The searchable pool is every Local-Passed tool (built-in and authored) plus composed external tools. In the default DEDICATED mode it is embedded into a dedicated in-memory vector store - kept separate from the RAG store - by PersistentToolIndex, which is content-addressed and persisted under <home>/spring-ai-playground/tool-index/: each tool is embedded once and reused across chats and restarts, re-embedding only when the embedding model changes, and the index is warmed at boot. Behaviour is tunable under spring.ai.playground.chat.tool-search (see the Configuration reference) - enabled, default-on, min-tools (the floor that gates the chat checkbox, default 10), max-results (tool names returned per search, default 3), index-type (HYBRID exact-then-vector, or VECTOR), and vector-store (DEDICATED or SHARED). Because matches come from embedding similarity, a capable chat model and embedding model give the most reliable discovery.
Conversation memory
Memory is split in two, so that what you keep and what the model sees are decided separately:
- The full conversation is retained locally - the screen and the on-disk history both read from it - bounded only by a generous safety cap (
spring.ai.playground.chat.history-max-messages, default 2000 messages). - Only the last N messages are handed to the model on each turn.
LlmWindowChatMemorywraps the store as aChatMemorydecorator and, in itsget(), returns just that tail window to theMessageChatMemoryAdvisor- so older turns stay on your machine without inflating every request.

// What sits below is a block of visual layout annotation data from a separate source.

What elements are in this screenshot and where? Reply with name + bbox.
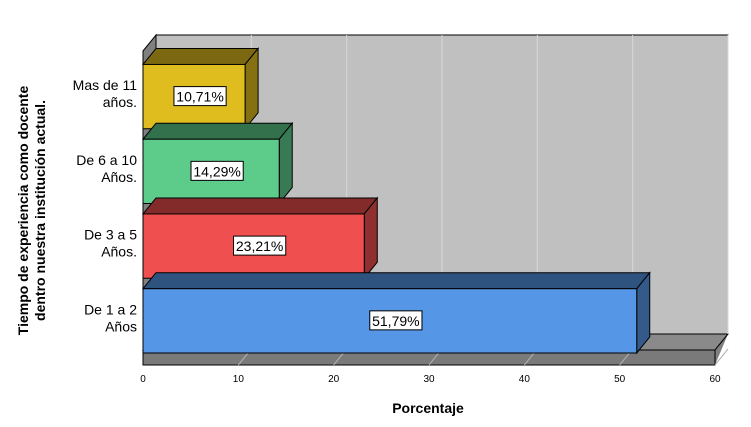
bar xyxy=(141,121,294,205)
category-label: De 1 a 2 xyxy=(84,301,137,317)
x-tick-labels: 0 10 20 30 40 50 60 xyxy=(140,374,721,385)
value-label: 14,29% xyxy=(190,160,244,181)
category-label: De 3 a 5 xyxy=(84,227,137,243)
value-label: 23,21% xyxy=(233,235,287,256)
value-label-box xyxy=(173,86,227,107)
x-tick-label: 20 xyxy=(328,374,340,385)
value-label-box xyxy=(233,235,287,256)
category-label: De 6 a 10 xyxy=(76,152,137,168)
value-label-text: 10,71% xyxy=(176,89,223,105)
category-label: Mas de 11 xyxy=(73,77,138,93)
x-tick-label: 50 xyxy=(614,374,626,385)
value-label: 51,79% xyxy=(369,310,423,331)
x-tick-label: 40 xyxy=(519,374,531,385)
floor-gridline xyxy=(714,348,729,366)
bar-top-face xyxy=(141,197,379,215)
value-label-text: 23,21% xyxy=(236,238,283,254)
value-labels: 10,71% 14,29% 23,21% 51,79% xyxy=(173,86,423,331)
bar-top-face xyxy=(141,47,260,65)
category-label: años. xyxy=(103,94,137,110)
category-label: Años. xyxy=(101,169,137,185)
value-label-text: 51,79% xyxy=(372,313,419,329)
y-axis-label-line: dentro nuestra institución actual. xyxy=(32,100,48,321)
y-axis-label: Tiempo de experiencia como docente dentro… xyxy=(15,86,48,336)
value-label-box xyxy=(190,160,244,181)
bar-top-face xyxy=(141,272,651,290)
x-tick-label: 60 xyxy=(709,374,721,385)
category-label: Años xyxy=(105,318,137,334)
y-axis-label-line: Tiempo de experiencia como docente xyxy=(15,86,31,336)
x-tick-label: 0 xyxy=(140,374,146,385)
x-tick-label: 10 xyxy=(233,374,245,385)
category-label: Años. xyxy=(101,244,137,260)
value-label: 10,71% xyxy=(173,86,227,107)
value-label-text: 14,29% xyxy=(193,163,240,179)
x-tick-label: 30 xyxy=(423,374,435,385)
bar-top-face xyxy=(141,122,294,140)
x-axis-label: Porcentaje xyxy=(392,400,464,416)
value-label-box xyxy=(369,310,423,331)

The window is spring.ai.playground.chat.memory-max-messages (default 10), and each conversation can override it through the Recent messages field in the settings drawer (stored as ChatExtraOptions.memoryWindow, baked in on Apply & New Chat). This is the memory lever of context engineering: a longer window is more grounding but more tokens and latency on every turn.
Provider awareness and the conversation lock
Because options, reasoning, and even the model menu differ by provider, each saved conversation is stamped with the provider that produced it. Opening it while the app runs a different provider renders it read-only with a banner (see Agentic Chat → Provider lock) - the history is preserved, but you cannot append turns the current provider could not have generated.
Where it comes together
This is all assembled live in Agentic Chat, and captured after the fact in the Observability dashboards - so the context you engineered for a turn is the same context you can inspect once it has run.